Pancreatic cancer is one of the deadliest common cancers. Most are ductal adenocarcinoma, usually diagnosed late because the pancreas is deep and symptoms (back pain, weight loss, painless jaundice) appear after the tumor is already locally advanced. Five-year survival remains around 10-12% despite decades of research. Risk factors: smoking, chronic pancreatitis, long-standing diabetes, obesity, family history (BRCA2, Lynch syndrome, familial pancreatic cancer).
Interactions
Alcohol is directly toxic to both exocrine and endocrine pancreas in a dose-dependent way. Smoking roughly doubles pancreatic cancer risk. Chronic hyperglycemia accelerates beta cell exhaustion. Obesity-driven insulin resistance is the main push factor in Type 2 diabetes.

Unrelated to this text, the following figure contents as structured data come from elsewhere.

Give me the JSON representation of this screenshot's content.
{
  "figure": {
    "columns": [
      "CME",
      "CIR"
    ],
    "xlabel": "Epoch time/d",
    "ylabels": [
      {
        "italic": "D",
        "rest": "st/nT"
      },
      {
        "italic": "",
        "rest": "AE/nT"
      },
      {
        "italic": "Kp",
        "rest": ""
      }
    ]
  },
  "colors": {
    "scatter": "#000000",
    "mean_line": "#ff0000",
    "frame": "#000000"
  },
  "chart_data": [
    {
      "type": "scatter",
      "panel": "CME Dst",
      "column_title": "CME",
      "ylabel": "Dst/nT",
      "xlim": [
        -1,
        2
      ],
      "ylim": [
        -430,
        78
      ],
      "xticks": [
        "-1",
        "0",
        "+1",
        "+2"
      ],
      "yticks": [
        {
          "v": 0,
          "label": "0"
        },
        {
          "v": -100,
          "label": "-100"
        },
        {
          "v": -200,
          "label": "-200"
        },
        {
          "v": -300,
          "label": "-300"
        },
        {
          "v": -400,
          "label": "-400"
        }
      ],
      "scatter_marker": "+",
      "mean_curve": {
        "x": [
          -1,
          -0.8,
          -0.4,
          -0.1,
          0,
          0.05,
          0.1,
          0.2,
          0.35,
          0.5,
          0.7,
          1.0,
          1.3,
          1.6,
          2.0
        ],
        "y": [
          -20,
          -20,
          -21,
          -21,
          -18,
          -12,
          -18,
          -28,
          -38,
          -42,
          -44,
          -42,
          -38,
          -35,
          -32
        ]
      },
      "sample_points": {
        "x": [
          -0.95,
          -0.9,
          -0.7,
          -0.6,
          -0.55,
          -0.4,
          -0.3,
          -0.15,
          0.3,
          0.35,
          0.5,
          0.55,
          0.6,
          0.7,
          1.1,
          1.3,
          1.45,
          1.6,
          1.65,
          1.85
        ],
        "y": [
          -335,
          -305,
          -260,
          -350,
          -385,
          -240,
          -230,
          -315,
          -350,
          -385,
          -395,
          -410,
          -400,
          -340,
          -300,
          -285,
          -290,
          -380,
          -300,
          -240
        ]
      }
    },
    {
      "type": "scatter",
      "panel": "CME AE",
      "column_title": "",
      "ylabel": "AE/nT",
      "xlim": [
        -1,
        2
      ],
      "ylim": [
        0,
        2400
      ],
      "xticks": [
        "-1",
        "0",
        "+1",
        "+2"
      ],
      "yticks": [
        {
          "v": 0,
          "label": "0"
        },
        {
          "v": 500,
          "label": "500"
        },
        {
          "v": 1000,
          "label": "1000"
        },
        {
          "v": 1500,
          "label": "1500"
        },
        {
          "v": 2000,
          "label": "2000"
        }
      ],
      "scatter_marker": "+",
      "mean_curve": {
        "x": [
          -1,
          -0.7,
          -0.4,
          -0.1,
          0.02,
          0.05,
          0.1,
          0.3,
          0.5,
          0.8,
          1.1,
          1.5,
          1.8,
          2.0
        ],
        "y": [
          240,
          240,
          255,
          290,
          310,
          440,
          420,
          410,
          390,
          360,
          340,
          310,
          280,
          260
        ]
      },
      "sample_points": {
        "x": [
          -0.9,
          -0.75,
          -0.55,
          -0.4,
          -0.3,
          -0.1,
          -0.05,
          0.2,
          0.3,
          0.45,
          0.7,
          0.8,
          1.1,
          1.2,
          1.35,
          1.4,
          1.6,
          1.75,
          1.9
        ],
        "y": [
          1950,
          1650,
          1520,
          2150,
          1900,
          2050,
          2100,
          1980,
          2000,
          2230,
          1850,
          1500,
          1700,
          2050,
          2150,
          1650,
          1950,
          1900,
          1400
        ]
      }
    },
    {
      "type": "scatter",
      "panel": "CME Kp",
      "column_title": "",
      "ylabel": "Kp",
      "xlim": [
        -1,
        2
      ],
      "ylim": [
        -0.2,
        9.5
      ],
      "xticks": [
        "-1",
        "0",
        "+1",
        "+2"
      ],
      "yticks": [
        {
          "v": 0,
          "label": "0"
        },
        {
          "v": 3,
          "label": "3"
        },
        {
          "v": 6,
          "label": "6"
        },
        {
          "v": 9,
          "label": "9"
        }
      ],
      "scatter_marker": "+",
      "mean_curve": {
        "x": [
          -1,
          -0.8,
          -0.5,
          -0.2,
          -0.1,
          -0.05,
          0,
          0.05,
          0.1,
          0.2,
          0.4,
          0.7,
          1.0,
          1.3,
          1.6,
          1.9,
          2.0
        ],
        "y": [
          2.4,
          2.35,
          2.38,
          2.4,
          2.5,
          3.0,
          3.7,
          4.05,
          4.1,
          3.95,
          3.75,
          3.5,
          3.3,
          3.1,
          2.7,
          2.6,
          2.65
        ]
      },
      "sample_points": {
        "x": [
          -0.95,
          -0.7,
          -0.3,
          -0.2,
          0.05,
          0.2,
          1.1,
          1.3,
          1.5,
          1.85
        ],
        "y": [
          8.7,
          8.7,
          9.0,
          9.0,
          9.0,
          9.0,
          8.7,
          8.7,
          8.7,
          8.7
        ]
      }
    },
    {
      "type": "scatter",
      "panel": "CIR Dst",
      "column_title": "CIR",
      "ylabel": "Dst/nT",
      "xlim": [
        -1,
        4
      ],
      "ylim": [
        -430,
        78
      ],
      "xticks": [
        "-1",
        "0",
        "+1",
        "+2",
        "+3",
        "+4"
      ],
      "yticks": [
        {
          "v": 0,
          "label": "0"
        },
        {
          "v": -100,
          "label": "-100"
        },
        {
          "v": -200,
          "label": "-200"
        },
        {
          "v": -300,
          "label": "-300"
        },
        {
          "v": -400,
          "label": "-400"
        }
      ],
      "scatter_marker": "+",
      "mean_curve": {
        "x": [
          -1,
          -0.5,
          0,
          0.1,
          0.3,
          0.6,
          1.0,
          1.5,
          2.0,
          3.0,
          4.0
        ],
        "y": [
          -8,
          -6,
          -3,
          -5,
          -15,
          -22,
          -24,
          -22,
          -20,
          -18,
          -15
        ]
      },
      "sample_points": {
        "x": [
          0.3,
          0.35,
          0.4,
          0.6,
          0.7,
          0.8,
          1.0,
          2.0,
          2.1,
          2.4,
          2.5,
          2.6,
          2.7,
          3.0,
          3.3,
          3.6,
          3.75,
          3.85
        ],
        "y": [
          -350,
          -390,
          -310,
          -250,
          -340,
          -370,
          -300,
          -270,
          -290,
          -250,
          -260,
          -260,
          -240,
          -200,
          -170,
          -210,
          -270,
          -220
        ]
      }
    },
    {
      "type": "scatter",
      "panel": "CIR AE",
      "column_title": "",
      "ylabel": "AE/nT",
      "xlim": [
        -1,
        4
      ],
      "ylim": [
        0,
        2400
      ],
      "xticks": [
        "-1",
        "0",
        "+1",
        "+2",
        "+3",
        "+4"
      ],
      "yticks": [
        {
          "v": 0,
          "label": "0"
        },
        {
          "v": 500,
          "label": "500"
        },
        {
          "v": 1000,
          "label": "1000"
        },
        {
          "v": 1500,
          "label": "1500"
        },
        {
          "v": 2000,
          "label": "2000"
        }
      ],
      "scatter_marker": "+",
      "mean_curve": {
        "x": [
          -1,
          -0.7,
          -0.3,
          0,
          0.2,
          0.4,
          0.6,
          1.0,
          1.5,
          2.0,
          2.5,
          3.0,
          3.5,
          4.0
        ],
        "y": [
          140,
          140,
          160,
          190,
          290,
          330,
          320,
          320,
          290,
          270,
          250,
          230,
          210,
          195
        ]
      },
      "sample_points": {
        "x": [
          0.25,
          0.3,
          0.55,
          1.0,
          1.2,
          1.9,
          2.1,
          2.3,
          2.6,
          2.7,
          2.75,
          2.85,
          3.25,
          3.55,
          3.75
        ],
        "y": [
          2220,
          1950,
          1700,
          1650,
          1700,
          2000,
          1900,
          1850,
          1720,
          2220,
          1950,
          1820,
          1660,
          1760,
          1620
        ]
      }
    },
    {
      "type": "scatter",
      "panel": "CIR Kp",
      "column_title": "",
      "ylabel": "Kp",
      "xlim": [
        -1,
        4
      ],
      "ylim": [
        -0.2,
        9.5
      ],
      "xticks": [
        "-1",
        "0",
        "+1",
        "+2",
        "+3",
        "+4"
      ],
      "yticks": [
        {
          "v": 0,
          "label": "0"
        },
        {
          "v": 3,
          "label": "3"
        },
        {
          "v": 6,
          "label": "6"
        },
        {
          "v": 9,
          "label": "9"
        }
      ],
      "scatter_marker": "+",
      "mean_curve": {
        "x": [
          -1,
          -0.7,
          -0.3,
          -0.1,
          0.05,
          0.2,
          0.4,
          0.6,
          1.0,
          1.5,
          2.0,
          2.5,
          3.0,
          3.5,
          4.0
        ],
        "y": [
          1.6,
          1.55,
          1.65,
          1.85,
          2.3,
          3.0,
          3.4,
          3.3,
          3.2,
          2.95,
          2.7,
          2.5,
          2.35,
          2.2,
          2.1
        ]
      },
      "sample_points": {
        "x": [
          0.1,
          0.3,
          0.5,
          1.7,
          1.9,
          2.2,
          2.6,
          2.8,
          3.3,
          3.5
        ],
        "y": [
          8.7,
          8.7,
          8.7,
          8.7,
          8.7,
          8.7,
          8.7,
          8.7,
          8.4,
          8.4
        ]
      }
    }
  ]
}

GLP-1 agonists work partly by augmenting insulin secretion in a glucose-dependent manner (so they do not cause hypoglycemia in non-diabetics), partly by slowing gastric emptying, and partly by central appetite suppression. SGLT2 inhibitors dump glucose into urine, which reduces the burden on beta cells over time.
Honest take
The Type 2 diabetes epidemic is not mysterious and it is not inevitable. Most cases are driven by a combination of caloric surplus, poor sleep, and minimal physical activity, and most cases can be pushed into remission by losing 10-15% of body weight — demonstrated multiple times in the DiRECT trial and replicated since. GLP-1 drugs are doing real work here, not by fixing biology from a different angle but by making the weight loss that always mattered finally tractable. Avoiding them out of principle when they would actually help you is ideology, not medicine. Meanwhile, anyone drinking heavily should understand they are trading pancreatic function for a feeling — and the exocrine pancreas has no real redundancy once it is damaged.
Sources
- American Diabetes Association, Standards of Care in Diabetes (annual).
- Lean et al., Lancet (2018) — DiRECT trial on Type 2 diabetes remission via weight loss.
- Banks & Freeman, American Journal of Gastroenterology — practice guidelines in acute pancreatitis.
- Kleeff et al., Nature Reviews Disease Primers — pancreatic cancer review.